Mondialisme et littérature — vol. 2, no 1, automne 2018

Mondialisme et littérature
Dossier

De la littérature comparée à la littérature planétaire
Par Simon Harel et Marie-Christine Lambert-Perreault

Quel est l’impact des nouveaux médias sur l’étude de la littérature? Qu’advient-il des processus artistiques et des translations culturelles dans une économie du savoir mondialisée? Que veut dire être comparatiste à Montréal aujourd’hui? C’est à ces questions que nous tenterons de répondre par le biais du dossier «Mondialisme et littérature». Nous vivons dans un monde culturel de plus en plus complexe. À l’heure actuelle, des réflexions sont conduites dans le domaine des sciences sociales et des sciences économiques sur des problématiques d’identité, de transculture et de mondialisation, masquant le fait que des interrogations de fond doivent être formalisées sur les liens entre mondialisme et littérature. Les discours théoriques dominants mettent l’accent sur le relativisme des valeurs, des cultures et des genres littéraires, faisant valoir cette idée maintes fois reprise d’une subjectivité plurielle. Or ce discours consensualiste est fondé sur un renoncement généralisé à explorer des expressions importantes d’une universalité qu’un Edgar Morin (2004) nomme une éthique de la reliance. À ce sujet, Alain Badiou (1988) défend la vérité de l’universalisme qu’il redéfinit sous l’aspect de singularités universalisables.

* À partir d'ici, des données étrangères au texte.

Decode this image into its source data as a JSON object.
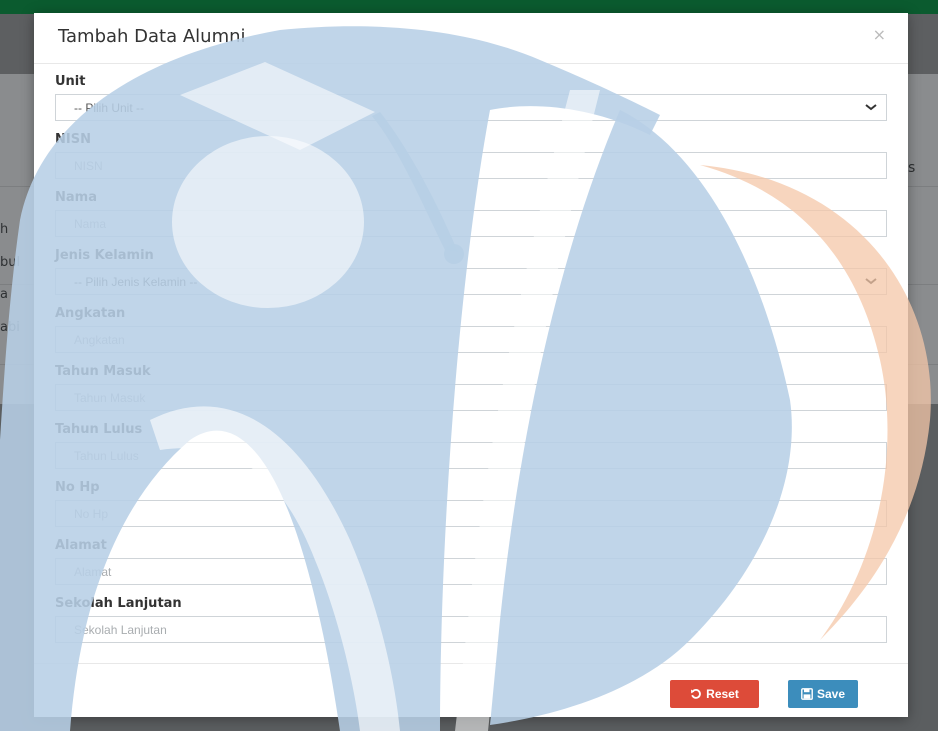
{
  "background": {
    "side_fragments": [
      "h",
      "bul",
      "a",
      "abi"
    ],
    "right_fragment": "s"
  },
  "modal": {
    "title": "Tambah Data Alumni",
    "close_symbol": "×",
    "fields": [
      {
        "label": "Unit",
        "type": "select",
        "value": "-- Pilih Unit --"
      },
      {
        "label": "NISN",
        "type": "text",
        "placeholder": "NISN"
      },
      {
        "label": "Nama",
        "type": "text",
        "placeholder": "Nama"
      },
      {
        "label": "Jenis Kelamin",
        "type": "select",
        "value": "-- Pilih Jenis Kelamin --"
      },
      {
        "label": "Angkatan",
        "type": "text",
        "placeholder": "Angkatan"
      },
      {
        "label": "Tahun Masuk",
        "type": "text",
        "placeholder": "Tahun Masuk"
      },
      {
        "label": "Tahun Lulus",
        "type": "text",
        "placeholder": "Tahun Lulus"
      },
      {
        "label": "No Hp",
        "type": "text",
        "placeholder": "No Hp"
      },
      {
        "label": "Alamat",
        "type": "text",
        "placeholder": "Alamat"
      },
      {
        "label": "Sekolah Lanjutan",
        "type": "text",
        "placeholder": "Sekolah Lanjutan"
      }
    ],
    "buttons": {
      "reset_label": "Reset",
      "save_label": "Save"
    }
  },
  "colors": {
    "topbar": "#0b5b2f",
    "reset": "#dd4b39",
    "save": "#3c8dbc",
    "watermark_blue": "#b7cfe6",
    "watermark_orange": "#f4c7a8"
  },
  "icons": {
    "close": "close-icon",
    "chevron": "chevron-down-icon",
    "reset": "undo-icon",
    "save": "floppy-disk-icon"
  }
}
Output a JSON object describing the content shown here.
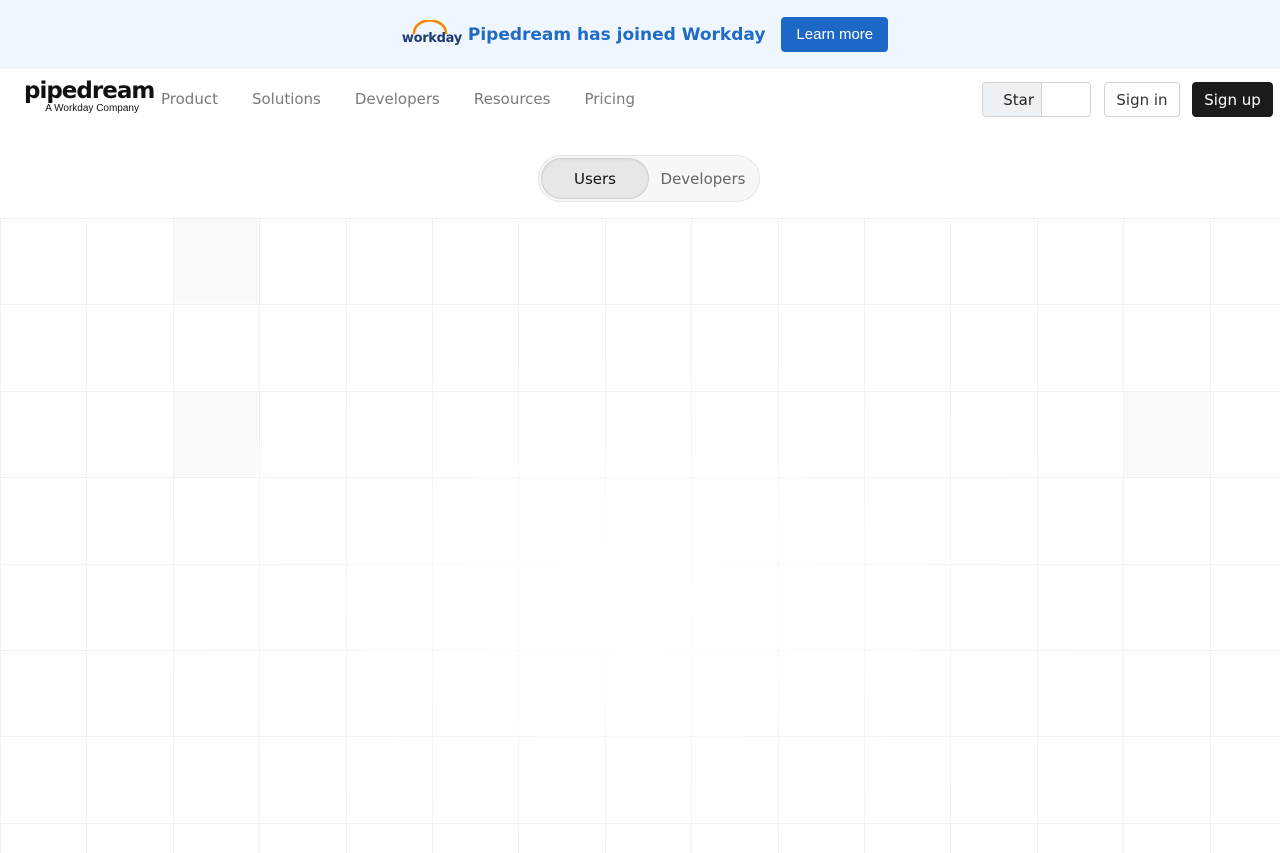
{
  "banner": {
    "logo_text": "workday",
    "message": "Pipedream has joined Workday",
    "cta_label": "Learn more",
    "logo_arc_color": "#f38b00",
    "accent_color": "#1d67c6"
  },
  "nav": {
    "brand_name": "pipedream",
    "brand_sub": "A Workday Company",
    "links": [
      {
        "label": "Product"
      },
      {
        "label": "Solutions"
      },
      {
        "label": "Developers"
      },
      {
        "label": "Resources"
      },
      {
        "label": "Pricing"
      }
    ],
    "star_label": "Star",
    "star_count": "",
    "signin_label": "Sign in",
    "signup_label": "Sign up"
  },
  "toggle": {
    "options": [
      {
        "label": "Users",
        "active": true
      },
      {
        "label": "Developers",
        "active": false
      }
    ]
  }
}
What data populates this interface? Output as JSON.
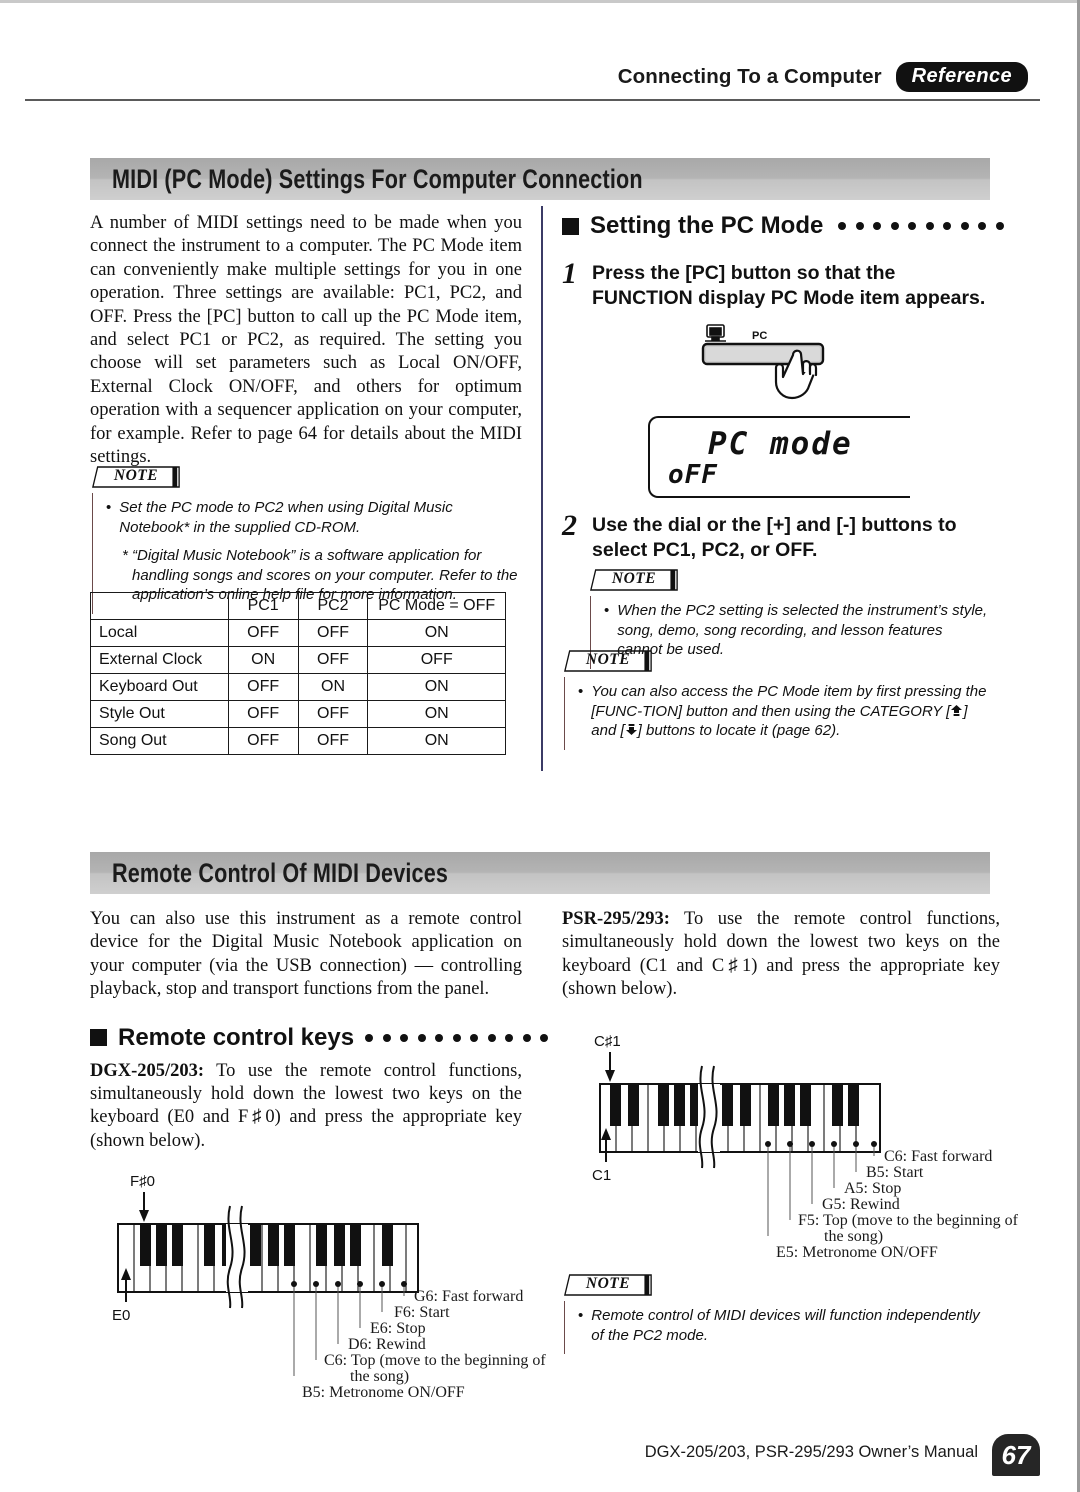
{
  "header": {
    "title": "Connecting To a Computer",
    "tab": "Reference"
  },
  "sections": {
    "midi": {
      "bar_title": "MIDI (PC Mode) Settings For Computer Connection",
      "intro": "A number of MIDI settings need to be made when you connect the instrument to a computer. The PC Mode item can conveniently make multiple settings for you in one operation. Three settings are available: PC1, PC2, and OFF. Press the [PC] button to call up the PC Mode item, and select PC1 or PC2, as required. The setting you choose will set parameters such as Local ON/OFF, External Clock ON/OFF, and others for optimum operation with a sequencer application on your computer, for example. Refer to page 64 for details about the MIDI settings.",
      "note1": {
        "label": "NOTE",
        "bullet": "Set the PC mode to PC2 when using Digital Music Notebook* in the supplied CD-ROM.",
        "sub": "* “Digital Music Notebook” is a software application for handling songs and scores on your computer. Refer to the application’s online help file for more information."
      },
      "table": {
        "headers": [
          "",
          "PC1",
          "PC2",
          "PC Mode = OFF"
        ],
        "rows": [
          {
            "label": "Local",
            "pc1": "OFF",
            "pc2": "OFF",
            "off": "ON"
          },
          {
            "label": "External Clock",
            "pc1": "ON",
            "pc2": "OFF",
            "off": "OFF"
          },
          {
            "label": "Keyboard Out",
            "pc1": "OFF",
            "pc2": "ON",
            "off": "ON"
          },
          {
            "label": "Style Out",
            "pc1": "OFF",
            "pc2": "OFF",
            "off": "ON"
          },
          {
            "label": "Song Out",
            "pc1": "OFF",
            "pc2": "OFF",
            "off": "ON"
          }
        ]
      },
      "setting_pc_mode": {
        "subhead": "Setting the PC Mode",
        "dots": 10,
        "step1_num": "1",
        "step1_text": "Press the [PC] button so that the FUNCTION display PC Mode item appears.",
        "button_label": "PC",
        "lcd_line1": "PC mode",
        "lcd_line2": "oFF",
        "step2_num": "2",
        "step2_text": "Use the dial or the [+] and [-] buttons to select PC1, PC2, or OFF.",
        "note2": {
          "label": "NOTE",
          "bullet": "When the PC2 setting is selected the instrument’s style, song, demo, song recording, and lesson features cannot be used."
        },
        "note3": {
          "label": "NOTE",
          "bullet_a": "You can also access the PC Mode item by first pressing the [FUNC-TION] button and then using the CATEGORY [",
          "bullet_b": "] and [",
          "bullet_c": "] buttons to locate it (page 62)."
        }
      }
    },
    "remote": {
      "bar_title": "Remote Control Of MIDI Devices",
      "intro": "You can also use this instrument as a remote control device for the Digital Music Notebook application on your computer (via the USB connection) — controlling playback, stop and transport functions from the panel.",
      "subhead": "Remote control keys",
      "dots": 11,
      "dgx": {
        "model": "DGX-205/203:",
        "text": " To use the remote control functions, simultaneously hold down the lowest two keys on the keyboard (E0 and F♯0) and press the appropriate key (shown below).",
        "diagram": {
          "top_note": "F♯0",
          "bottom_note": "E0",
          "callouts": [
            "G6: Fast forward",
            "F6: Start",
            "E6: Stop",
            "D6: Rewind",
            "C6: Top (move to the beginning of",
            "the song)",
            "B5: Metronome ON/OFF"
          ]
        }
      },
      "psr": {
        "model": "PSR-295/293:",
        "text": " To use the remote control functions, simultaneously hold down the lowest two keys on the keyboard (C1 and C♯1) and press the appropriate key (shown below).",
        "diagram": {
          "top_note": "C♯1",
          "bottom_note": "C1",
          "callouts": [
            "C6: Fast forward",
            "B5: Start",
            "A5: Stop",
            "G5: Rewind",
            "F5: Top (move to the beginning of",
            "the song)",
            "E5: Metronome ON/OFF"
          ]
        }
      },
      "note4": {
        "label": "NOTE",
        "bullet": "Remote control of MIDI devices will function independently of the PC2 mode."
      }
    }
  },
  "footer": {
    "text": "DGX-205/203, PSR-295/293  Owner’s Manual",
    "page": "67"
  }
}
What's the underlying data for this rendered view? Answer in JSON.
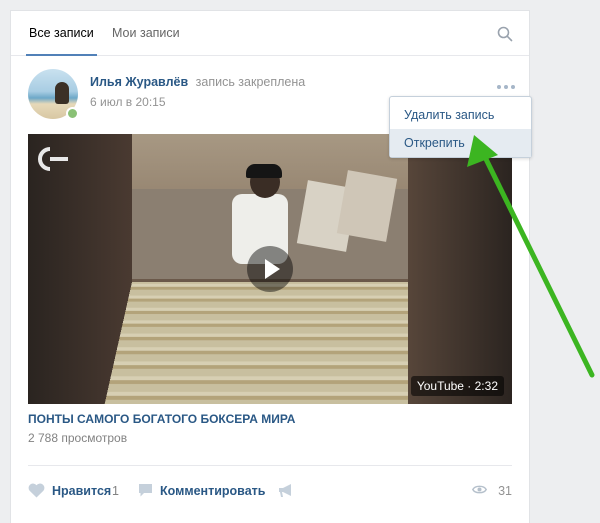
{
  "tabs": [
    {
      "label": "Все записи",
      "active": true
    },
    {
      "label": "Мои записи",
      "active": false
    }
  ],
  "post": {
    "author": "Илья Журавлёв",
    "pinned_note": "запись закреплена",
    "date": "6 июл в 20:15",
    "video": {
      "duration": "YouTube · 2:32",
      "title": "ПОНТЫ САМОГО БОГАТОГО БОКСЕРА МИРА",
      "views": "2 788 просмотров"
    },
    "actions": {
      "like_label": "Нравится",
      "like_count": "1",
      "comment_label": "Комментировать",
      "views_count": "31"
    }
  },
  "menu": {
    "items": [
      "Удалить запись",
      "Открепить"
    ]
  },
  "colors": {
    "link": "#2a5885",
    "accent": "#5181b8",
    "arrow": "#3cb521",
    "online": "#8ac176"
  }
}
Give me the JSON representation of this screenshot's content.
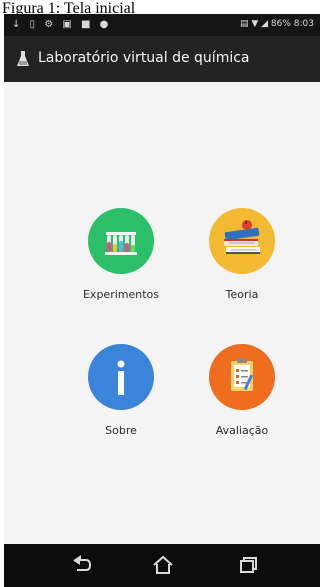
{
  "caption": "Figura 1: Tela inicial",
  "statusbar": {
    "left_icons": "↓ ▯ ⚙ ▣ ■ ●",
    "right_text": "▤ ▼ ◢ 86% 8:03"
  },
  "actionbar": {
    "title": "Laboratório virtual de química",
    "icon": "flask-icon"
  },
  "menu": {
    "experimentos": {
      "label": "Experimentos",
      "icon": "test-tubes-icon",
      "color": "#2bbf6a"
    },
    "teoria": {
      "label": "Teoria",
      "icon": "books-icon",
      "color": "#f2b931"
    },
    "sobre": {
      "label": "Sobre",
      "icon": "info-icon",
      "color": "#3a84d9"
    },
    "avaliacao": {
      "label": "Avaliação",
      "icon": "checklist-icon",
      "color": "#ef6d1f"
    }
  },
  "navbar": {
    "back_icon": "back-icon",
    "home_icon": "home-icon",
    "recents_icon": "recents-icon"
  }
}
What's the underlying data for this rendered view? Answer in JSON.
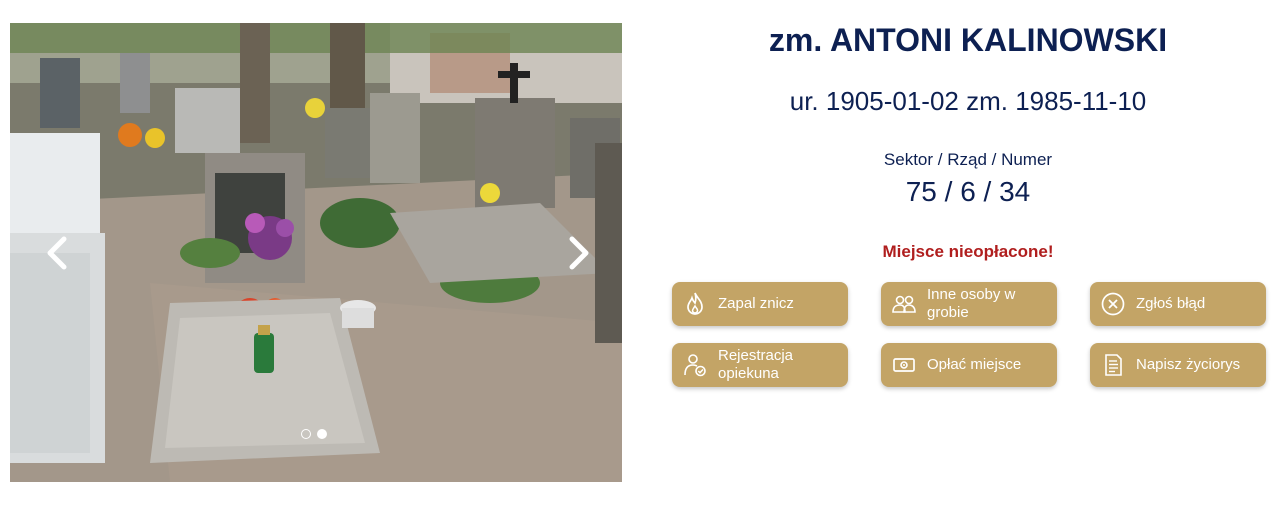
{
  "deceased": {
    "name": "zm. ANTONI KALINOWSKI",
    "dates": "ur. 1905-01-02 zm. 1985-11-10"
  },
  "location": {
    "label": "Sektor / Rząd / Numer",
    "value": "75 / 6 / 34"
  },
  "payment_status": "Miejsce nieopłacone!",
  "actions": [
    {
      "label": "Zapal znicz",
      "icon": "flame-icon"
    },
    {
      "label": "Inne osoby w grobie",
      "icon": "people-icon"
    },
    {
      "label": "Zgłoś błąd",
      "icon": "error-x-icon"
    },
    {
      "label": "Rejestracja opiekuna",
      "icon": "caretaker-icon"
    },
    {
      "label": "Opłać miejsce",
      "icon": "banknote-icon"
    },
    {
      "label": "Napisz życiorys",
      "icon": "document-icon"
    }
  ],
  "carousel": {
    "slides_count": 2,
    "active_slide": 2
  },
  "colors": {
    "title": "#0d2052",
    "warning": "#b01e1e",
    "button_bg": "#c3a466",
    "button_text": "#ffffff"
  }
}
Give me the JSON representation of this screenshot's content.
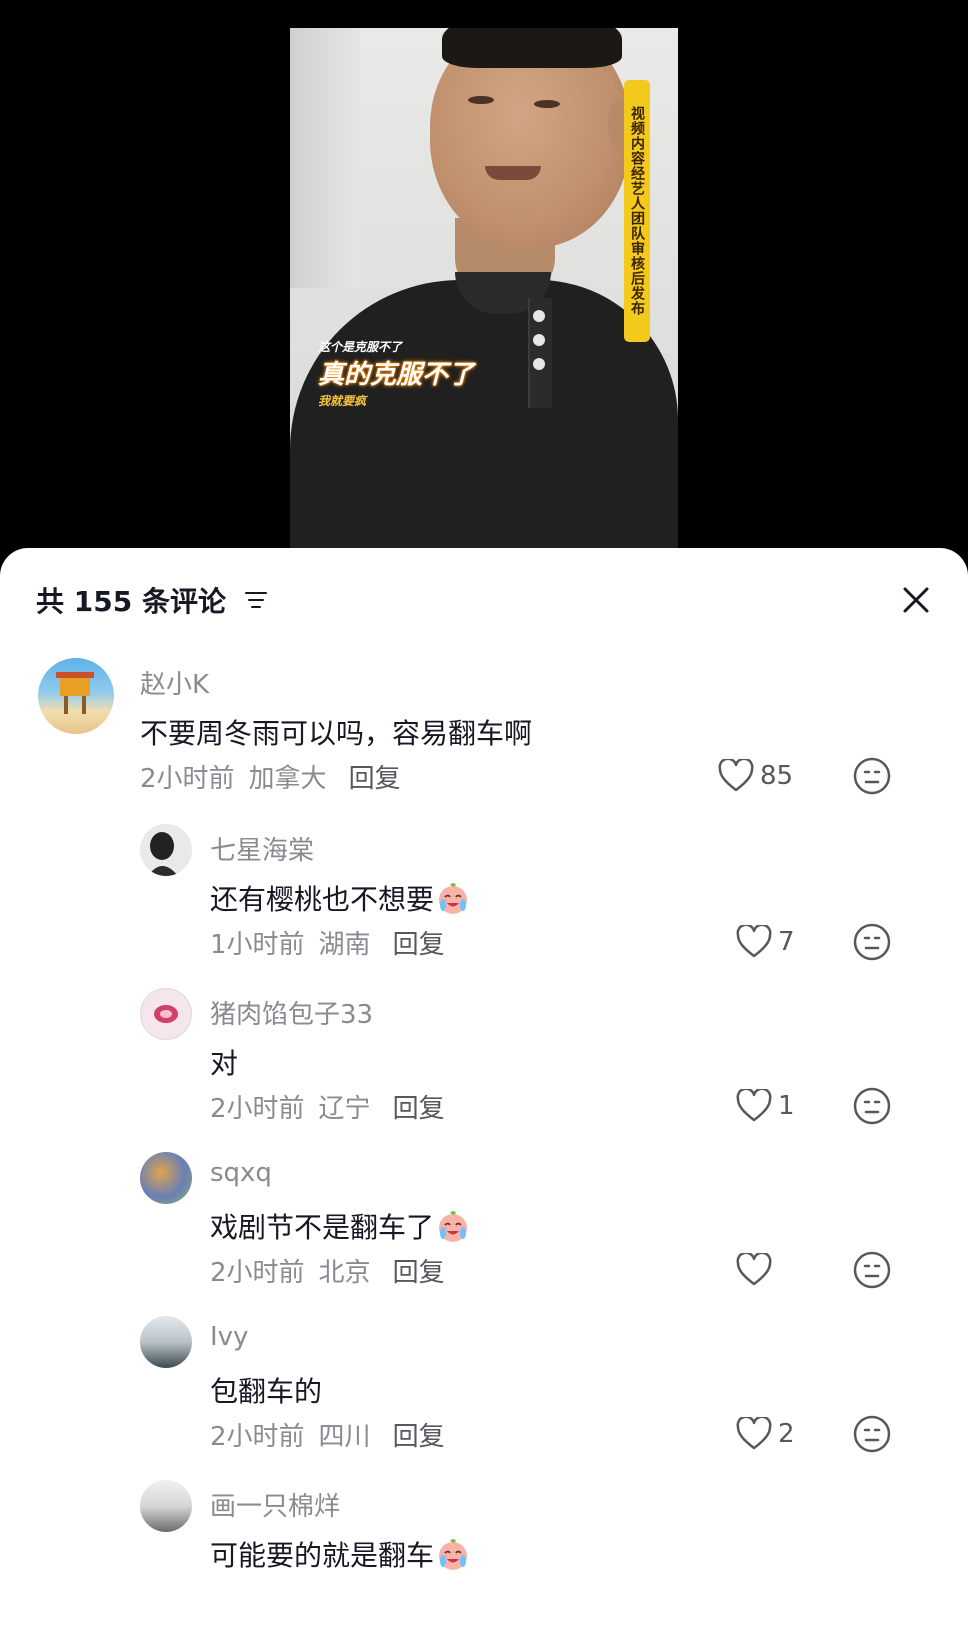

Nous sommes d’avis que l’étude des relations entre mondialité et littérature est absolument importante pour trouver des passerelles qui ne réduisent pas le mondialisme à la sphère de l’économie de marché, ou le monde à une économie de transactions identitaires. De Paris à New York, la littérature comparée, discipline pluricentenaire, renouvelle son objet d’étude. À l’ère de la mondialisation où l’idée même de nation et de corpus national est remise en cause de diverses manières, il importe de mettre en place une réflexion sur l’avenir de la littérature comparée, qui pose la question non pas de l’unité du monde, mais d’un ethos qui renvoie à l’appartenance du sujet dans le monde pluriel dans lequel il habite. Nous sommes d’avis que Montréal, espace trilingue proche de l’Europe mais résolument nord-américain, constitue un lieu de réflexion privilégié pour amorcer cette discussion.

Dans le cadre du dossier «Mondialisme et littérature», nous convions ainsi les chercheuses et chercheurs en études littéraires, en arts et en sciences humaines à une réflexion visant à démocratiser le comparatisme, à cerner son caractère iconoclaste, ses impasses, de même que ses nouvelles modalités. Pour Myriam Suchet, la traduction constitue un «outil pour construire les comparables» ; prenant appui sur La Québécoite de Régine Robin et sa traduction vers l'anglais par Phyllis Aronoff, la chercheuse travaille à l’élaboration d’un comparatisme différentiel capable de «révéler les différences non seulement entre des entités tenues pour distinctes mais encore au sein de chacune d’entre elles».

L’article de Terry Cochran porte pour sa part sur ce que le chercheur nomme l’épuisement du paradigme littéraire, à envisager dans le contexte contemporain du développement de la littérature mondiale, de la multiplication des formes médiatiques et du présentisme. S’intéressant à l’esprit humain et à «ses inscriptions dans le monde», l’article souligne la nécessité pour la pensée de prendre appui dans l’expérience du dehors, sous peine de tourner à vide, comme en témoigne le cas du protagoniste de la nouvelle Schachnovelle de Stefan Zweig. Nella Arambasin étudie de son côté «la manière dont les mass-médias sont insérés, traités et transformés par l’écriture» des autrices et auteurs antillais de langue française; elle traite notamment de la consommation des médias dans les Caraïbes et des tactiques qui permettent une «politisation des pratiques quotidiennes».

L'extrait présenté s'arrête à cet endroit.